Without understanding how or what has happened, Eric finds himself branded ‘The Grunt.’ Desperate to change the situation, Eric sets out on a personal quest to find The Book, read it and thus rob It and Its followers of their power over him.
The Bully Book is masterfully constructed, alternating between the journal entries/notes of Eric and actual pages from The Book, itself. Eric’s growing desperation is heartbreaking and genuine. Every reader who has ever been made to feel as if or she is not good enough will feel an instant connection with Eric. The Bully Book presents relational bullying–the most prominent form found in schools. Eric defines it perfectly and identifies part of the problem when he is trying to have a conversation with his father:
I felt queasy. My dad doesn’t understand how it works, I thought, You don’t get locked into lockers and robbed of your lunch money. It’s nothing like on TV. It’s a lot worse and a lot harder to explain to somebody who has obviously never experienced it. Because that’s the only way you could laugh at that kind of stuff, Dad.

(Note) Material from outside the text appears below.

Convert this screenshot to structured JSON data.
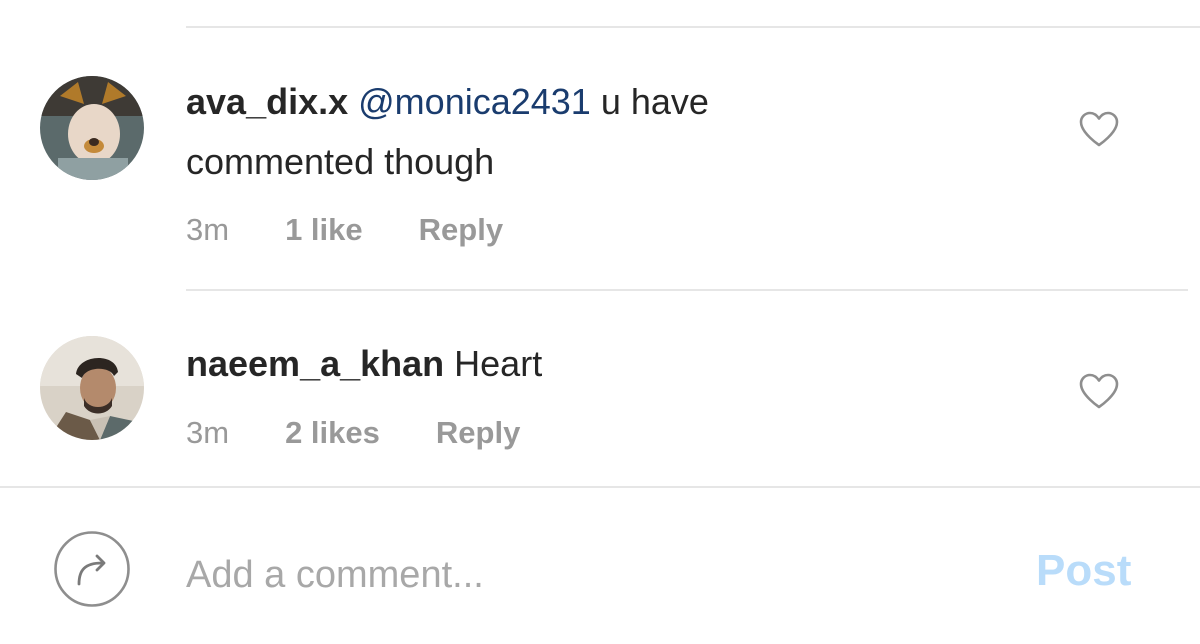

One of the most poignant entries is the following, where we truly see the effects relational bullying has at the deepest levels for the individual on the receiving end of such cruelty:
I don’t like being me anymore….I never thought about liking myself or not.
I always considered myself normal. Nothing bad, nothing good.
But now, it’s clear to me. I don’t like myself. Not my face, my hair, my nose, the dark circles under my eyes, the bushy eyebrows. I’ve got thick thighs, skinny arms and a big round butt. I hate my voice, the way that I talk, the things I say. I hate the thoughts I think. I’m not really good at anything….
I wanna change myself. I don’t wanna keep on being this person. I don’t want to be the Grunt.
Eric’s story doesn’t tie everything up with a ribbon at the end. But he does gain insight into how he can reclaim his power when he realizes the ways in which he has given it away. This one is a must-read!